Che il piano traffico studiato dal Comune di Benevento fosse caotico e destinato a suscitare polemiche lo si era potuto intuire già ad una prima lettura ma prima di esprimere un giudizio è stato meglio aspettare e vedere la sua applicazione pratica.
Nel giorno della prima in casa del Benevento in serie A l'organizzazione cittadina e dello Stadio "Vigorito" ha lasciato del tutto a desiderare. La Trotta Bus ha revocato lo sciopero e messe a disposizione le navette ma, come in tanti raccontano via social, le difficoltà per raggiungere e poi lasciare l'impianto cittadino sono derivate dai parcheggi selvaggi nati in zona Liceo Scientifico e, ovviamente, "gestiti" da abusivi. Essendo i parcheggi su ogni lato della strada è chiaro che, al momento dell'uscita dallo stadio, si è venuto a creare un ingorgo che ha permesso ai tifosi il rientro solo dopo lunghissime file.
Che dire poi della famosa, ma sarebbe meglio dire famigerata, stradina per l'accesso ai distinti e alla curva Sud? L'esperienza di Torino, evidentemente, non è servita assolutamente a nulla se si fanno transitare migliaia di tifosi in un budello stretto e che, al suo ingresso, vede crearsi una strozzatura per incanalare il flusso dei tifosi.
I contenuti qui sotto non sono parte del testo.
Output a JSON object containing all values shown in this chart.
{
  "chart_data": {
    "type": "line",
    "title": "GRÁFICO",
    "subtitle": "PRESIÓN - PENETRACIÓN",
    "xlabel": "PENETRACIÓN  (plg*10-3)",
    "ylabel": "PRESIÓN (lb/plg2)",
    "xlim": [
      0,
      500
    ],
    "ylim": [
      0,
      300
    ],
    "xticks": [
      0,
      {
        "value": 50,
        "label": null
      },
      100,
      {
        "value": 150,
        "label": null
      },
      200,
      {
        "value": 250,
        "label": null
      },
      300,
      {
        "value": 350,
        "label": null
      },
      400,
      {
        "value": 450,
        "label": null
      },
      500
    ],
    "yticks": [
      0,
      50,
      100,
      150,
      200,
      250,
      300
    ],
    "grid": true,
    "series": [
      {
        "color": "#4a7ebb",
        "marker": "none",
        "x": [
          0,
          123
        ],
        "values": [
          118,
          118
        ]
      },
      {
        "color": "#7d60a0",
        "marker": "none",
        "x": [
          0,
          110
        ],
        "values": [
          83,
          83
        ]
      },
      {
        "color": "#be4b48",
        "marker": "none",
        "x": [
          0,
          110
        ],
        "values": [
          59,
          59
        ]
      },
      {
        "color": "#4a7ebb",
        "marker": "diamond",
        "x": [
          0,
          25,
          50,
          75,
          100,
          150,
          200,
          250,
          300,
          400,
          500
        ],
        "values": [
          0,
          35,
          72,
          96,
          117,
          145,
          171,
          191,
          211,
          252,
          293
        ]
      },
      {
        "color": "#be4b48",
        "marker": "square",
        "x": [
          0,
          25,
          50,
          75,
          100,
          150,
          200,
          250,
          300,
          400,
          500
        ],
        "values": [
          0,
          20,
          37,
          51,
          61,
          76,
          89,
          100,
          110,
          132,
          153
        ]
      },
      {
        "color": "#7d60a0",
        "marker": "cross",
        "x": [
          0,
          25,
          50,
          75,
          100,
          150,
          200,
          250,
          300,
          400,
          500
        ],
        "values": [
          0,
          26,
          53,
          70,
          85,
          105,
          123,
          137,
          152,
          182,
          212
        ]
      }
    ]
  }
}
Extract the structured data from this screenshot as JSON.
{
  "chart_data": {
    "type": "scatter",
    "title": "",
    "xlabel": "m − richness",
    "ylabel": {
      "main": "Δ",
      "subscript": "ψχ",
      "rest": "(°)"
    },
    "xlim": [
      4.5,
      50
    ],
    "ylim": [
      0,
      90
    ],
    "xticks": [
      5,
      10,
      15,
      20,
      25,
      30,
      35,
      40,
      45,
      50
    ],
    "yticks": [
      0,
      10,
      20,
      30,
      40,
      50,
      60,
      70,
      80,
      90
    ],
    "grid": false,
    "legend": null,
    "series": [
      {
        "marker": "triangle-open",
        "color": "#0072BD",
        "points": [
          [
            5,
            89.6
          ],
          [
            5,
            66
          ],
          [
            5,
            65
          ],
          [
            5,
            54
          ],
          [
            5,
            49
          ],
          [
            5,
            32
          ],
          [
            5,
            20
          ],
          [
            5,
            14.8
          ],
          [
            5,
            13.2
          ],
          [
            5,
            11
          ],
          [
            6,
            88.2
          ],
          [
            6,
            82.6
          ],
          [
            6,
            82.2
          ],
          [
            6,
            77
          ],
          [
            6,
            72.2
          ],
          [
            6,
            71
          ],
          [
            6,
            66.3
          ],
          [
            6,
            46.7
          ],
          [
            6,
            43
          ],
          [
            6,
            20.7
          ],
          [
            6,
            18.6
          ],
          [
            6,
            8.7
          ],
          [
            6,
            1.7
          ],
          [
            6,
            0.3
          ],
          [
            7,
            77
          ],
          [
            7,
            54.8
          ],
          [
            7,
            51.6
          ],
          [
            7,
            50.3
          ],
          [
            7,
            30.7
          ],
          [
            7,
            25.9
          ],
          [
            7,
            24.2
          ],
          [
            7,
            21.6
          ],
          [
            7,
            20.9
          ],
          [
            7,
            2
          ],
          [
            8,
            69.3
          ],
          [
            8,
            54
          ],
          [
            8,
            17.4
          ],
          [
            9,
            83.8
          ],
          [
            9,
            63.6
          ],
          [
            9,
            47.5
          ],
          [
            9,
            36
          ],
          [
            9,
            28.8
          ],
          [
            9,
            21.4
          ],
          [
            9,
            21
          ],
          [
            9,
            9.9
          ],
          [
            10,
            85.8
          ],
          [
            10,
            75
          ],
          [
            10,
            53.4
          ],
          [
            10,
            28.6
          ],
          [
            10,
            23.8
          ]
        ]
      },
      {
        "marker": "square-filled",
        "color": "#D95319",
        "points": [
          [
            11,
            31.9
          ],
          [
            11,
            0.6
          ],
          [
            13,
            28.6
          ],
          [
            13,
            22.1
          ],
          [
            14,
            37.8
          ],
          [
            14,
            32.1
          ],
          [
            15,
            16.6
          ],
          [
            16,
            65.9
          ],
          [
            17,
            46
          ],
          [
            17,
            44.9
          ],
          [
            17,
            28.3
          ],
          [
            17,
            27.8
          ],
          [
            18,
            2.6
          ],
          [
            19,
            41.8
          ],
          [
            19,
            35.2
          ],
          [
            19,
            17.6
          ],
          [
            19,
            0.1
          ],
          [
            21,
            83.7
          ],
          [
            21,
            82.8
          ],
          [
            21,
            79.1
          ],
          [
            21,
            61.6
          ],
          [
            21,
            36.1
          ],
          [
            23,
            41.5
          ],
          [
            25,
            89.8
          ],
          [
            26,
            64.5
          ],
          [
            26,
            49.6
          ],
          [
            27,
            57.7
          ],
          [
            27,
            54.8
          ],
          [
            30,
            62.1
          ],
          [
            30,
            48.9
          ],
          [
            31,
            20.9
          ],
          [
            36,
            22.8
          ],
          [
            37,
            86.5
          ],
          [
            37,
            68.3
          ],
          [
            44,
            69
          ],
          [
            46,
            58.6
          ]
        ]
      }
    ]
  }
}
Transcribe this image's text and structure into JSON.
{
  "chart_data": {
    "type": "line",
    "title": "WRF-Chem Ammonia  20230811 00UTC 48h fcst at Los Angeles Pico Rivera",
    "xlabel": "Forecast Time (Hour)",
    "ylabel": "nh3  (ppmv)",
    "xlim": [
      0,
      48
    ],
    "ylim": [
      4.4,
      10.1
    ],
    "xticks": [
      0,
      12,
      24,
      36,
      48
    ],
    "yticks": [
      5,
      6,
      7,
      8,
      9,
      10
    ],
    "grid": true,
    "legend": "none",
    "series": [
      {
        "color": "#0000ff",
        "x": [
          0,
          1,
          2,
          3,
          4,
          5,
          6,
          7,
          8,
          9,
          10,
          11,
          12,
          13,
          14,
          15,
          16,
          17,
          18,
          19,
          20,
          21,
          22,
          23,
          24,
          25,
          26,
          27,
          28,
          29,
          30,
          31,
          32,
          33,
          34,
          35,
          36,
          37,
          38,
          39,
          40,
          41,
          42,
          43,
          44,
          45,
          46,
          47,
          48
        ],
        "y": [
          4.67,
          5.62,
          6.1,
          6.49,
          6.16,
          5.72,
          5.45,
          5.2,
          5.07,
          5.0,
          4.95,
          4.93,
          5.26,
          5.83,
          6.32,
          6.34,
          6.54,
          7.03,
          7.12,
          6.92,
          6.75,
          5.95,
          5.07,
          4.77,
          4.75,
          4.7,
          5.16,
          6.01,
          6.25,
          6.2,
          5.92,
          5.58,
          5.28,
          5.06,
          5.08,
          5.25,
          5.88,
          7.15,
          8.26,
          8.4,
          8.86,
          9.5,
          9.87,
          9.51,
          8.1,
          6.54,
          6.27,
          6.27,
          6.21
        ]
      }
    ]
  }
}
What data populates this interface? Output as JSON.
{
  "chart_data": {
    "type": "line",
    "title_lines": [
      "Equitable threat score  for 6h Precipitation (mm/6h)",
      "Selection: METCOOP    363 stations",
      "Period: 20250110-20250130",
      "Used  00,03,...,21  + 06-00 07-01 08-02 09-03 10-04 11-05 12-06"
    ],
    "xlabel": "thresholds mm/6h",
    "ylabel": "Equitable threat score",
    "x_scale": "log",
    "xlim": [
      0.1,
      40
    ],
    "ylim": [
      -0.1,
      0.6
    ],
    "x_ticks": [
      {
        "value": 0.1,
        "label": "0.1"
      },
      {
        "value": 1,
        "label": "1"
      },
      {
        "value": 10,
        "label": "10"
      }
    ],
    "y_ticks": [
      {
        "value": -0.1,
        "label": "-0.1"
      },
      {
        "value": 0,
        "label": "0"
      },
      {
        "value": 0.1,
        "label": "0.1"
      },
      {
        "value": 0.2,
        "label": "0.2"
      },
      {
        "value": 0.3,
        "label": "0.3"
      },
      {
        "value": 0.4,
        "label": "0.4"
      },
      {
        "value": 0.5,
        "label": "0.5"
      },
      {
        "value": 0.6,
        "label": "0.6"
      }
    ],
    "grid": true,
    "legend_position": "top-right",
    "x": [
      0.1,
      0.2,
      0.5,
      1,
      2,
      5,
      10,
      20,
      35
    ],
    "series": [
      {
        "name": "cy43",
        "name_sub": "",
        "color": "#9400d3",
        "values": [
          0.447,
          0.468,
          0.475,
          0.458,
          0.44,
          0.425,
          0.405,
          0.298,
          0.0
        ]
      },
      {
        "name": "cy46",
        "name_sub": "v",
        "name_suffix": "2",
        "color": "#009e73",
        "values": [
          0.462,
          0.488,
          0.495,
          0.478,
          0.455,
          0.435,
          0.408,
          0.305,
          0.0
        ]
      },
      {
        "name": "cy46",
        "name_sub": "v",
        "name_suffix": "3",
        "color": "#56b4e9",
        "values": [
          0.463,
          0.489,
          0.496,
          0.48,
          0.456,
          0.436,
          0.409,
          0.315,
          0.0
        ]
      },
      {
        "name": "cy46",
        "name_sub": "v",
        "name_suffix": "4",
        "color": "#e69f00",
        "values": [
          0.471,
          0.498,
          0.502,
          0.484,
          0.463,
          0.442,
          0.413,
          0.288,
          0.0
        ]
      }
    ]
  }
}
Cosa succederebbe se ci fosse davvero un'emergenza e quei tifosi, invece di uscire ordinatamente come ieri, avessero la necessità di sfuggire ad un pericolo? Come mai agli ingressi dello stadio si sono formate code di diversi metri? In stadi molto più grandi di quello di Benevento e con flussi di pubblico anche di 5 volte superiori a quello di ieri nella nostra città, l'ingresso non richiede mai tanto tempo da formare code così lunghe.
Ora, tra 2 settimane, arriva il Torino e speriamo che chi di dovere prenda le giuste contromisure per evitare di nuovo i tanti disagi di ieri: siamo in serie A ma a qualcuno, evidentemente, va ricordato.